In a similar way, St. Paul in his letter to the Corinthians responds to this question concerning the nature of the risen body. "Someone may say, 'How are the dead raised? With what kind of body will they come back?' It (the body) is sown corruptible; it is raised incorruptible. It is sown dishonorable; it is raised glorious. It is sown weak; it is raised powerful. It is sown a natural body; it is raised a spiritual body." (1 Corinthians 15: 35, 42-44a)
We know, then what this resurrected body is not. But what actually are we saying in our belief in the resurrection of the body. What is a spiritual body like? Why is it that we cannot receive this "spiritual body" immediately upon our death? Why do we have to wait until the last day? What kind of a life does a "disembodied soul" have anyway?
I believe to grasp the full meaning of what is professed in the creed, we need to understand how the concept of "body" was understood by Jewish people as well as by the Greeks who tried to "translate" this concept into their own language. However, before we enter into the understanding of ancient cultures, it might be best for us to first put to question our own concept of the body. What do we mean when we use the word "body"? I think that the most operative model that governs our popular understanding of this word is the concept of a large complex machine, such as a crane. The crane is an instrument that is governed by the operator at the helm with all of the levers and throttles at his or her command. The crane does what the operator tells the crane to do. But there is a clear distinction between operator and crane. In a similar manner, most of us look at our bodies as animated by the soul or the mind. This principle of animation governs the working of the body. When the body breaks down irreparably, the soul leaves the body for it no longer has any use for it. Even our language of possession most aptly fits this understanding of a body -- I have a body or I have no further need of a body. In any case, the "I" (crane operator) is distinct from the body (the crane) which is owned and used and eventually discarded.

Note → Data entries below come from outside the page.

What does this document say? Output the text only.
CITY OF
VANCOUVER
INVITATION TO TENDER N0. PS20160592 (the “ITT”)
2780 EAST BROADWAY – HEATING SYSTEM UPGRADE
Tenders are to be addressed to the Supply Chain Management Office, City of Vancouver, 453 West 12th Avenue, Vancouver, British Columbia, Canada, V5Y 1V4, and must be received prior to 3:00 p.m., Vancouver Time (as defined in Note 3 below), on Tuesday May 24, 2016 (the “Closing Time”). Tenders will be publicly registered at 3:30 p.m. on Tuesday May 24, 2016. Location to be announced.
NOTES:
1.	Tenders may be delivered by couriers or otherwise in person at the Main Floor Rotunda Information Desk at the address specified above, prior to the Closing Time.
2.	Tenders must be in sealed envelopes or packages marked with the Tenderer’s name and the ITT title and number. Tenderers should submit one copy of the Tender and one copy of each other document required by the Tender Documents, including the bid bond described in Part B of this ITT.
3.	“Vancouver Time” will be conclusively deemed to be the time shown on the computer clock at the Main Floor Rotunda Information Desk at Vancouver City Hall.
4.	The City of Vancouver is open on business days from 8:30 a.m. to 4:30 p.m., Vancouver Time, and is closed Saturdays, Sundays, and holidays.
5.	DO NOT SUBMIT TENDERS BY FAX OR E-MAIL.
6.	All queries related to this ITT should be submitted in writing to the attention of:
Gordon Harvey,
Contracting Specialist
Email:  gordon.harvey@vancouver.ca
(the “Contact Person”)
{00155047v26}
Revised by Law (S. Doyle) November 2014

In this century, existentialist and personalist philosophy has brought this popular understanding of the body under critical reexamination. Gabriel Marcel in particular speaks about the body as not something which I have but something which I am. I am constituted by my experiences and relationships, all of which are mediated through the body. In this life, we communicate, exchange ideas, offer expressions of love and affection, nurture and are nurtured through the body. The body is more than the machine which is operated by the mind or soul. It is the sacrament of the self, the very expression of our unique individuation without which the self cannot be a self. The body not only is the outer manifestation of my self, but "I" am shaped through my body and all the interactions with others that come to me through the body.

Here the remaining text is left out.